Respirar profundo.

Respiraba fuerte, muy fuerte, en el borde a punto del ronquido. Ella le tapó la cara con una almohada pensando en cómo mañana se despertaba temprano. Se la puso y él la quitó, inclinándose a la derecha. Ella la puso de nuevo y trató de dormir. Su respiración fuerte le zumbaba entre los oídos, la hacía quererse ir a la sala, o al cuarto de huéspedes, pero estaba muy cansada.
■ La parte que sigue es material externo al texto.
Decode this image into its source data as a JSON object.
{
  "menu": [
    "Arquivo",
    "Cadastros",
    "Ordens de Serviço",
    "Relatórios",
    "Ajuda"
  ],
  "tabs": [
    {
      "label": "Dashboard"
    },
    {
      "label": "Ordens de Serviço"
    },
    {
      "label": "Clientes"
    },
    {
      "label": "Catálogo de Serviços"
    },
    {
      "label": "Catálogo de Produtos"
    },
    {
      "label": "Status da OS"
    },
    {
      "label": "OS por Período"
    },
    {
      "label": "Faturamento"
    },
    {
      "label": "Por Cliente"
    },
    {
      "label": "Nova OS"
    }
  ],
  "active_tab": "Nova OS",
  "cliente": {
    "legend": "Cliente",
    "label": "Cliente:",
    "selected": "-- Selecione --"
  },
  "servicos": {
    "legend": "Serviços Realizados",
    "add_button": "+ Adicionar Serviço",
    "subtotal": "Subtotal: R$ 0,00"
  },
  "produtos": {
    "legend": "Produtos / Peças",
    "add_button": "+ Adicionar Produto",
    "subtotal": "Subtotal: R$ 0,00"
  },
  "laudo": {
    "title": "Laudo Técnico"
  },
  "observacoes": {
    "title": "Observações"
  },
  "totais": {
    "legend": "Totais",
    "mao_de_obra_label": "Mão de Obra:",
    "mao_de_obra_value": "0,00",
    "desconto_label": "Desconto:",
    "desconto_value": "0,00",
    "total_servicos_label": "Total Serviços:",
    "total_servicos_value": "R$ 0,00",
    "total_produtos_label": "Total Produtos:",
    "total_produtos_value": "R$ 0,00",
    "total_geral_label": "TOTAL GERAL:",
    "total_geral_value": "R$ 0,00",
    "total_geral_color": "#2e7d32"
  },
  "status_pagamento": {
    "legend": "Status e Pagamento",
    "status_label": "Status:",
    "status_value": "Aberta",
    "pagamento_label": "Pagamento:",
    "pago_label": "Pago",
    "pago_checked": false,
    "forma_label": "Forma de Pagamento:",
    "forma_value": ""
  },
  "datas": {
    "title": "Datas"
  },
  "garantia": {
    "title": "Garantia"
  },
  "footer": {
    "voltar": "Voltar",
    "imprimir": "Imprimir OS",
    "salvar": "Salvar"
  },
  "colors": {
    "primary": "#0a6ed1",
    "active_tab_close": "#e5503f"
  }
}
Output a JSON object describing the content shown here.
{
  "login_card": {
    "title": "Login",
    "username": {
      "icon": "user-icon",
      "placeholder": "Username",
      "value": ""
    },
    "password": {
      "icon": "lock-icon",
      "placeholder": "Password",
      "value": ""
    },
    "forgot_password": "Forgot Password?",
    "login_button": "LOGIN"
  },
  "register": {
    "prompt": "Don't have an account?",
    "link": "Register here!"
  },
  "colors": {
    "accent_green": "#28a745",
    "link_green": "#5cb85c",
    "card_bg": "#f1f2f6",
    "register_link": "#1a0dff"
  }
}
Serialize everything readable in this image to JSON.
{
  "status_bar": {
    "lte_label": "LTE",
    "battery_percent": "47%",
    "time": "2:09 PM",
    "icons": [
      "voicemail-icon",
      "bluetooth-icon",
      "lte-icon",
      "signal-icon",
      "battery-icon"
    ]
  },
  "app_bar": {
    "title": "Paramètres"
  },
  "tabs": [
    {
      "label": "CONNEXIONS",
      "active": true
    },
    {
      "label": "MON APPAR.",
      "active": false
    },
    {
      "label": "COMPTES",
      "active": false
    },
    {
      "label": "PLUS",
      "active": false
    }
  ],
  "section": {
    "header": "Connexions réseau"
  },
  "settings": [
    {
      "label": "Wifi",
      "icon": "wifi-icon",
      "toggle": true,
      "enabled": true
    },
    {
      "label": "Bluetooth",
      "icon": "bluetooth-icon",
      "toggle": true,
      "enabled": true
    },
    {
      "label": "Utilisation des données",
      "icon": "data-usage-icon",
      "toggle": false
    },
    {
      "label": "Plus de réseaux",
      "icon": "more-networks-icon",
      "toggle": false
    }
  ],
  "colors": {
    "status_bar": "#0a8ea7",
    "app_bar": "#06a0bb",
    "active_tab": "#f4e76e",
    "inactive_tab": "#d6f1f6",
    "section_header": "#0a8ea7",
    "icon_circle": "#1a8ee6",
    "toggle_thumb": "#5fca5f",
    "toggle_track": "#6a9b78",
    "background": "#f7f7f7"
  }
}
No podía más que ponerle la almohada encima. Él la aventaba lejos de su cara sin intención alguna, con el puro movimiento de sus brazos y su cabeza. La noche llegaba a la mitad. Eso le significaba que apenas tenía la mitad de tiempo para dormir con el que antes contaba, y seguía con los ojos abiertos, rodeada de oscuridad. Así que una última vez y por las buenas le puso la almohada encima de su rostro. La apretó poco a poco para que él no pudiera quitársela de encima aunque se moviera. Se aseguro de posar la palma de su mano encima de la nariz y de la boca de su esposo. Y de repente, silencio. Ya no se escuchaba su respiración fuerte, ni sus ronquidos por venir, ya no se escuchaba nada. Nada, ni su corazón palpitando. Ella se acercó y trató de despertarlo, diciéndole su nombre al oído. Por favor, despierta. Pero no despertó. Ella sintió un gran alivio al saber que ya no tenía que despertarse temprano. Lo único que tenía que hacer era llamar a la oficina y decirles que hubo un accidente en su hogar. Uno muy grave, una tragedia familiar.